Stigma and its implications for dementia in South Africa: a multi-stakeholder exploratory study

Stigma and discrimination in relation to dementia has a range of implications for people living with dementia and their families worldwide, including help-seeking, quality of life, social rejection and isolation. Few studies consider the perceptions and stigma towards dementia from multiple perspectives, such as people living with dementia, carers, general public and health-care workers. South Africa has limited evidence on the stigmatisation of people living with dementia, with responses to people living with dementia being driven by poor understanding of the condition, cultural beliefs about causes and social interaction problems associated with memory and cognitive impairment. This study explored the experiences of stigma among people living with dementia and their carers through understanding their own knowledge, attitudes and beliefs as well as those of the public and health-care workers.
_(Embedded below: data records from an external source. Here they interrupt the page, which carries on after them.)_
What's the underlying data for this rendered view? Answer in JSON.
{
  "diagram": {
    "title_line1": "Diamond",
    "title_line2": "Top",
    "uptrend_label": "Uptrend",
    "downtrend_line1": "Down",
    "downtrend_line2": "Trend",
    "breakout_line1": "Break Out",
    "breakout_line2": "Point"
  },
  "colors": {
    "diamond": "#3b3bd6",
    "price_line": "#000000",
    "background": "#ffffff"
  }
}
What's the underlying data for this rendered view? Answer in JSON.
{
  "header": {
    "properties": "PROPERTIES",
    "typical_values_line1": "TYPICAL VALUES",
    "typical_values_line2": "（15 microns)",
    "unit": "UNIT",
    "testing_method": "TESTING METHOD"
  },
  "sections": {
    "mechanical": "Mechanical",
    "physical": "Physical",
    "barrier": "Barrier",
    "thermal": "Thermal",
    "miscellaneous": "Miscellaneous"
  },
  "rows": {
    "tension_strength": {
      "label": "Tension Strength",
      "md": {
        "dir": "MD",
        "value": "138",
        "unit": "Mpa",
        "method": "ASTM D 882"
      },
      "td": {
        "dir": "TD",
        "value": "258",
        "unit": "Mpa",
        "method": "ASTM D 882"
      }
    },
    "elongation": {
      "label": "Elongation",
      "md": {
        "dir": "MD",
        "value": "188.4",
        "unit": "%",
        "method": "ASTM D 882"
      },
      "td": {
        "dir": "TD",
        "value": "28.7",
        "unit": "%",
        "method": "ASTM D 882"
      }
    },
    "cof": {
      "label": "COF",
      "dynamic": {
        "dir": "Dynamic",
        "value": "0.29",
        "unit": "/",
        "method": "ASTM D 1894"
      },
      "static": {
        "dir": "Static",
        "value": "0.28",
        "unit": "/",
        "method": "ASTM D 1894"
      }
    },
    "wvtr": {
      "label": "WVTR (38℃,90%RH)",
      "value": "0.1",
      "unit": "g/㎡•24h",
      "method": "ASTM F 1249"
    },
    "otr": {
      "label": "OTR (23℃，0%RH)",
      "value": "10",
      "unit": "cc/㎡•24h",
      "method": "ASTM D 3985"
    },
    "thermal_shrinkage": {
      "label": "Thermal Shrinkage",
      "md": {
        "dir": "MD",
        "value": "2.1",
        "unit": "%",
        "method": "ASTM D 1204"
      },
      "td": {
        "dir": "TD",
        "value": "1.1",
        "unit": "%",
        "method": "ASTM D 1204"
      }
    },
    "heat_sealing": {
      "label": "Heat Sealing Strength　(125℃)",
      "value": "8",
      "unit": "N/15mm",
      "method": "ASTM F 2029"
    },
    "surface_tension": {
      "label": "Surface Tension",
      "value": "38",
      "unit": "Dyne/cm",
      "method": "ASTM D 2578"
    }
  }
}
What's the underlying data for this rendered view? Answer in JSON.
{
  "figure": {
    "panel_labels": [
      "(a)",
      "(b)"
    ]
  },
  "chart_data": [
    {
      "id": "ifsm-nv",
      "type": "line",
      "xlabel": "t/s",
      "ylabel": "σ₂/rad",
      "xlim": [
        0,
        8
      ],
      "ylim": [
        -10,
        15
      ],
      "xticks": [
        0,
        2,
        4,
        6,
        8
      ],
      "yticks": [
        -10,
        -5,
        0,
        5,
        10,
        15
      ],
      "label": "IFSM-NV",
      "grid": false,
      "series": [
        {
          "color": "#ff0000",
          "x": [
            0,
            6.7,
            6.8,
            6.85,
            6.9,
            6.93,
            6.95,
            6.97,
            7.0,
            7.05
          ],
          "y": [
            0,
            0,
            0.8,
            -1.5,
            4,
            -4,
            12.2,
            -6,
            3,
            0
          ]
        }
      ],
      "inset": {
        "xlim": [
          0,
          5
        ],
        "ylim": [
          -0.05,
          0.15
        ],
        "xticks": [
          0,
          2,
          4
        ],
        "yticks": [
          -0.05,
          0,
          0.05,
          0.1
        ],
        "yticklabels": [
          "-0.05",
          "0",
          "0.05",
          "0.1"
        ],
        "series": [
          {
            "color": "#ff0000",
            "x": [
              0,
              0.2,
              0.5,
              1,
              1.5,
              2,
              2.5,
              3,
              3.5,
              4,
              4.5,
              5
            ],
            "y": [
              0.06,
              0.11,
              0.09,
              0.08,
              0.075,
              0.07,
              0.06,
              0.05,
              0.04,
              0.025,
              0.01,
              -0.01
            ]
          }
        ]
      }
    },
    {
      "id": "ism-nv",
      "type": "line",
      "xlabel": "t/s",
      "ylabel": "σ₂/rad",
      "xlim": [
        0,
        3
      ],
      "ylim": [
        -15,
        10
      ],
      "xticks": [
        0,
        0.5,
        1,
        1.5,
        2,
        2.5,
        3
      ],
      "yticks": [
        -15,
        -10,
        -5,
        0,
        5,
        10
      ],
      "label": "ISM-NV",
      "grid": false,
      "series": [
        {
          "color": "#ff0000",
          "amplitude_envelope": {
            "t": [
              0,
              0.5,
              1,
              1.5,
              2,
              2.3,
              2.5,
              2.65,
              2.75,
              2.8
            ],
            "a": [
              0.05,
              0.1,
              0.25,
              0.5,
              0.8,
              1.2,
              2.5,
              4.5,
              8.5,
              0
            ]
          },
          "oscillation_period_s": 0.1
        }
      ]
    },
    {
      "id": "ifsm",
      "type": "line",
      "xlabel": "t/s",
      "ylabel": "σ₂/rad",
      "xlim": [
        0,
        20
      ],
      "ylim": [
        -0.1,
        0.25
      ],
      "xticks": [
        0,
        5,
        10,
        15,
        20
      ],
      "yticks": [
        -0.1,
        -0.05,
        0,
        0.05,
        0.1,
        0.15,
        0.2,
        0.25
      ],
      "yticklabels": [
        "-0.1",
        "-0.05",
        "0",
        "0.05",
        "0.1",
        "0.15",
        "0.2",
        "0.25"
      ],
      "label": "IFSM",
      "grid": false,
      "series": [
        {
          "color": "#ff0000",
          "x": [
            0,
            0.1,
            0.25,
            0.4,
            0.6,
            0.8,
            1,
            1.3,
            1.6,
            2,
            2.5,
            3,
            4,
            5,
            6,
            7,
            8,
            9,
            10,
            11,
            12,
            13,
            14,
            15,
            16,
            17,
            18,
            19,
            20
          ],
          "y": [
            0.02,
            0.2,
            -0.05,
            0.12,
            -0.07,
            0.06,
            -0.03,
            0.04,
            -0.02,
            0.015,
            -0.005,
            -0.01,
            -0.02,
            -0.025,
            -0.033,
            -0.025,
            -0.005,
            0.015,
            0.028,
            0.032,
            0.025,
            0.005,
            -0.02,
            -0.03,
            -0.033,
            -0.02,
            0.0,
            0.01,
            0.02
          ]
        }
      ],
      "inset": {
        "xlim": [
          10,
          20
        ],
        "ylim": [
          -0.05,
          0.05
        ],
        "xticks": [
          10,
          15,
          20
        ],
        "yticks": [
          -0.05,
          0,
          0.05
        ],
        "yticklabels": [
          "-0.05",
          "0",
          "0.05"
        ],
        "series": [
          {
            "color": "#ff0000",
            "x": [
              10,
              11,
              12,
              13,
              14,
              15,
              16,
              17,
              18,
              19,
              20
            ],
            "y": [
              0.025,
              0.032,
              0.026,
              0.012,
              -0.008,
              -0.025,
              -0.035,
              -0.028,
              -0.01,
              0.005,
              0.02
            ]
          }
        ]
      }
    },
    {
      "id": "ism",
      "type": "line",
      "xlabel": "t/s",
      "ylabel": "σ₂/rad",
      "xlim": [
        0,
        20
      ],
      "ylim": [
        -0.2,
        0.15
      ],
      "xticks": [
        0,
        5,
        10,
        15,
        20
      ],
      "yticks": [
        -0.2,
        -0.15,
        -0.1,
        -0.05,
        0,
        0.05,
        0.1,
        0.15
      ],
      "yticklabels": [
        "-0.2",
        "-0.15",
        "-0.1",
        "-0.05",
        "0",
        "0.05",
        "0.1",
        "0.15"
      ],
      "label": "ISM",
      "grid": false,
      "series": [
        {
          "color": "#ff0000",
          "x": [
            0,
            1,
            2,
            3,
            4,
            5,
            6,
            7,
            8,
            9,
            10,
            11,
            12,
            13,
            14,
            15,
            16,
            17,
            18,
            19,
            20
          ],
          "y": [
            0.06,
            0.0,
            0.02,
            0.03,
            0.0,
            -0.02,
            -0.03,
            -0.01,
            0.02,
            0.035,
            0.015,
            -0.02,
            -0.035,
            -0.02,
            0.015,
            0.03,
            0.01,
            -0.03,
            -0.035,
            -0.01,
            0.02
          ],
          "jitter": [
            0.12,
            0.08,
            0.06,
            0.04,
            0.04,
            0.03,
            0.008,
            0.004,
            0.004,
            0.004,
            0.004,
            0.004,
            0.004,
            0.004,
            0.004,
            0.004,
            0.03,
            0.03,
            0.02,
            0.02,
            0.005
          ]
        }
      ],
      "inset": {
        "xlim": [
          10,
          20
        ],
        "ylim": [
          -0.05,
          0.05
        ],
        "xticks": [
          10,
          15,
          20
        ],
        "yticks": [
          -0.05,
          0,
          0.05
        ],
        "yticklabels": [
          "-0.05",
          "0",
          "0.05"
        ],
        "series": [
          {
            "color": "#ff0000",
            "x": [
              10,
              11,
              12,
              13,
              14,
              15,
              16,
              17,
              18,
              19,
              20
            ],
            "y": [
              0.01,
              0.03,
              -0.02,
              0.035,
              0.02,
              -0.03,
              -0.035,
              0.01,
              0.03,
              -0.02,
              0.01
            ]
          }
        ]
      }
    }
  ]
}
Qualitative data (N = 52) were collected across two provinces and in four languages (English, Afrikaans, Sesotho and isiZulu), with semi-structured interviews and focus groups with the following stakeholder groups: people living with dementia and their carers, the general public and health-care workers. Inductive thematic analysis generated themes across stakeholder groups. The study shows that people living with dementia and carers experienced high levels of internalised stigma, related to negative public attitudes, which were associated with high levels of isolation, health system unpreparedness and limited access to support. The study contributes to the evidence base needed in South Africa but also extends its relevance by contributing to a growing global evidence base on stigma and dementia in low- and middle-income contexts.